An awesome alternative to soffit vents!

In this video, Jerry Fristoe of Integrity Roofing and Painting talks with a product representative from CertainTeed about the company’s new intake vent for roofs. Watch the video (above) and then check out more roof venting basics (below).

Integrity Roofing and Painting

Jerry Fristoe started roofing in 1983 for a roofing company in Houston, Texas. In 1990 he started Integrity Roofing and Painting, named after Jerry’s personal belief in the importance of uncompromised integrity. Jerry himself is still learning the business of the construction world and wants to share videos that share the knowledge he has gained over the years. He hopes to help people learn and grow professionally.

 

Blowing foam off of a soffit | Construction Pro Tips
Courtesy of the Family Handyman

More roof venting basics

Vents get plugged

Soffit vents often get plugged by debris, cobwebs or stray insulation. You can clear them with a compressor and an air nozzle or a leaf blower. Wear eye protection!

Spy on the neighbors

If your roof is bare while neighboring roofs are still snow-covered, it could be a sign of trouble. While your roof may just be warmer because of its design or its more extensive southern exposure, it could also mean that you have poor ventilation or inadequate insulation.

Cut cooling costs?

Attics get super-heated by sunshine, and some of that heat is radiated to rooms below. So it’s reasonable to think that better ventilation would lessen the radiated heat and reduce the load on your cooling system. But most studies find only minor savings with improved ventilation. Adding attic insulation is usually much more effective.

What about ‘hot roofs’?

A “hot roof” has insulation directly under the roof sheathing and doesn’t require ventilation. With careful design and installation, a hot roof can be trouble-free.

Cooler shingles last longer

Heat slowly degrades asphalt shingles. Ventilation helps to keep them cooler, extending the life of the roof. However, the effect of ventilation on shingle life depends on many factors, especially climate; venting matters most in hot, sunny regions.

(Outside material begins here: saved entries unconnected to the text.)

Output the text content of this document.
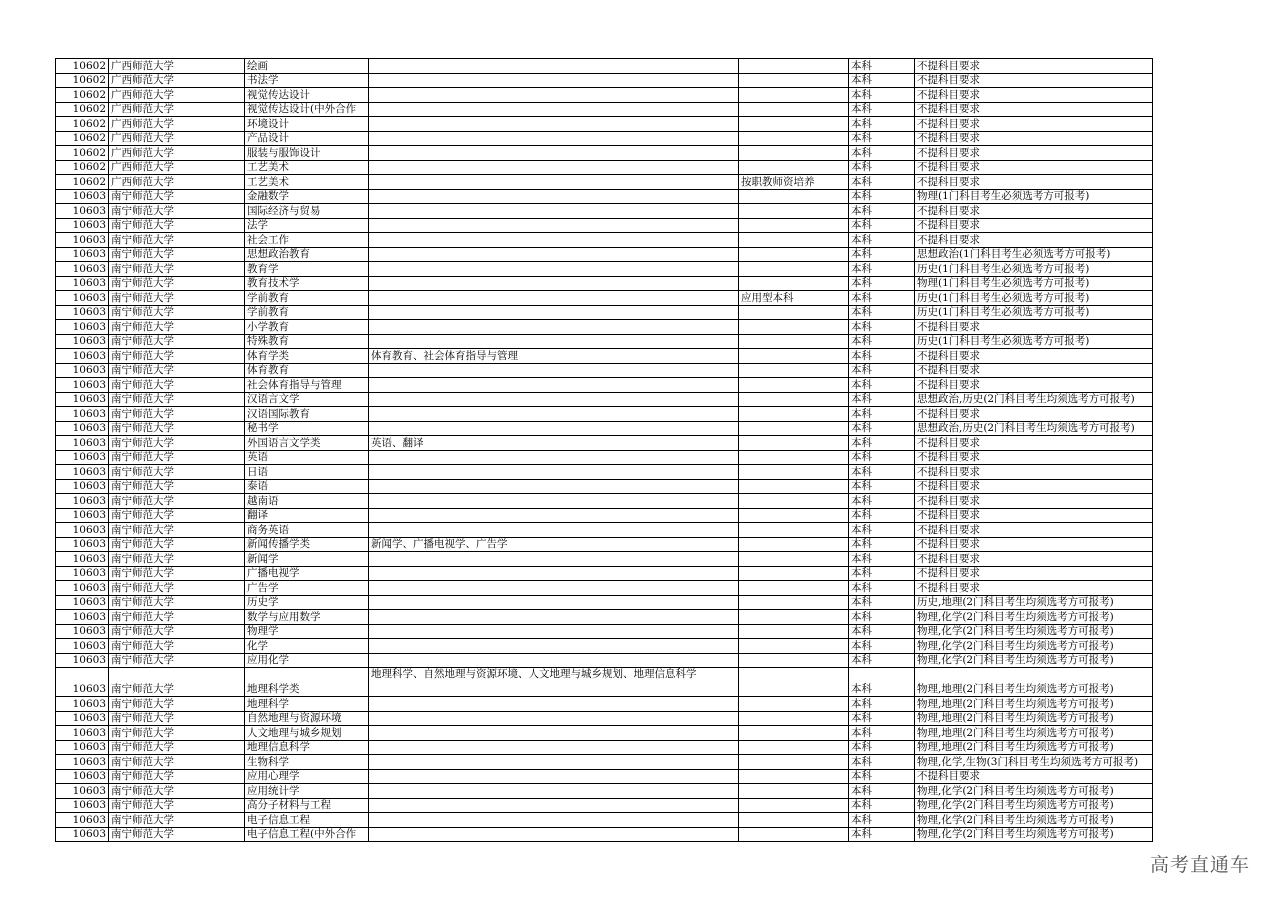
10602	广西师范大学	绘画			本科	不提科目要求
10602	广西师范大学	书法学			本科	不提科目要求
10602	广西师范大学	视觉传达设计			本科	不提科目要求
10602	广西师范大学	视觉传达设计(中外合作			本科	不提科目要求
10602	广西师范大学	环境设计			本科	不提科目要求
10602	广西师范大学	产品设计			本科	不提科目要求
10602	广西师范大学	服装与服饰设计			本科	不提科目要求
10602	广西师范大学	工艺美术			本科	不提科目要求
10602	广西师范大学	工艺美术		按职教师资培养	本科	不提科目要求
10603	南宁师范大学	金融数学			本科	物理(1门科目考生必须选考方可报考)
10603	南宁师范大学	国际经济与贸易			本科	不提科目要求
10603	南宁师范大学	法学			本科	不提科目要求
10603	南宁师范大学	社会工作			本科	不提科目要求
10603	南宁师范大学	思想政治教育			本科	思想政治(1门科目考生必须选考方可报考)
10603	南宁师范大学	教育学			本科	历史(1门科目考生必须选考方可报考)
10603	南宁师范大学	教育技术学			本科	物理(1门科目考生必须选考方可报考)
10603	南宁师范大学	学前教育		应用型本科	本科	历史(1门科目考生必须选考方可报考)
10603	南宁师范大学	学前教育			本科	历史(1门科目考生必须选考方可报考)
10603	南宁师范大学	小学教育			本科	不提科目要求
10603	南宁师范大学	特殊教育			本科	历史(1门科目考生必须选考方可报考)
10603	南宁师范大学	体育学类	体育教育、社会体育指导与管理		本科	不提科目要求
10603	南宁师范大学	体育教育			本科	不提科目要求
10603	南宁师范大学	社会体育指导与管理			本科	不提科目要求
10603	南宁师范大学	汉语言文学			本科	思想政治,历史(2门科目考生均须选考方可报考)
10603	南宁师范大学	汉语国际教育			本科	不提科目要求
10603	南宁师范大学	秘书学			本科	思想政治,历史(2门科目考生均须选考方可报考)
10603	南宁师范大学	外国语言文学类	英语、翻译		本科	不提科目要求
10603	南宁师范大学	英语			本科	不提科目要求
10603	南宁师范大学	日语			本科	不提科目要求
10603	南宁师范大学	泰语			本科	不提科目要求
10603	南宁师范大学	越南语			本科	不提科目要求
10603	南宁师范大学	翻译			本科	不提科目要求
10603	南宁师范大学	商务英语			本科	不提科目要求
10603	南宁师范大学	新闻传播学类	新闻学、广播电视学、广告学		本科	不提科目要求
10603	南宁师范大学	新闻学			本科	不提科目要求
10603	南宁师范大学	广播电视学			本科	不提科目要求
10603	南宁师范大学	广告学			本科	不提科目要求
10603	南宁师范大学	历史学			本科	历史,地理(2门科目考生均须选考方可报考)
10603	南宁师范大学	数学与应用数学			本科	物理,化学(2门科目考生均须选考方可报考)
10603	南宁师范大学	物理学			本科	物理,化学(2门科目考生均须选考方可报考)
10603	南宁师范大学	化学			本科	物理,化学(2门科目考生均须选考方可报考)
10603	南宁师范大学	应用化学			本科	物理,化学(2门科目考生均须选考方可报考)
10603	南宁师范大学	地理科学类	地理科学、自然地理与资源环境、人文地理与城乡规划、地理信息科学		本科	物理,地理(2门科目考生均须选考方可报考)
10603	南宁师范大学	地理科学			本科	物理,地理(2门科目考生均须选考方可报考)
10603	南宁师范大学	自然地理与资源环境			本科	物理,地理(2门科目考生均须选考方可报考)
10603	南宁师范大学	人文地理与城乡规划			本科	物理,地理(2门科目考生均须选考方可报考)
10603	南宁师范大学	地理信息科学			本科	物理,地理(2门科目考生均须选考方可报考)
10603	南宁师范大学	生物科学			本科	物理,化学,生物(3门科目考生均须选考方可报考)
10603	南宁师范大学	应用心理学			本科	不提科目要求
10603	南宁师范大学	应用统计学			本科	物理,化学(2门科目考生均须选考方可报考)
10603	南宁师范大学	高分子材料与工程			本科	物理,化学(2门科目考生均须选考方可报考)
10603	南宁师范大学	电子信息工程			本科	物理,化学(2门科目考生均须选考方可报考)
10603	南宁师范大学	电子信息工程(中外合作			本科	物理,化学(2门科目考生均须选考方可报考)
高考直通车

Most shingle manufacturers void their warranties if roof venting standards aren’t met.

How much is enough?

Building codes generally require 1 sq. ft. of vent area for every 300 sq. ft. of attic floor. That assumes half of the vent area is high on the roof and half is low (in or near the eaves). Otherwise, doubling the vent area is required (1 per 150 sq. ft.) These are minimum requirements; there’s no such thing as too much ventilation.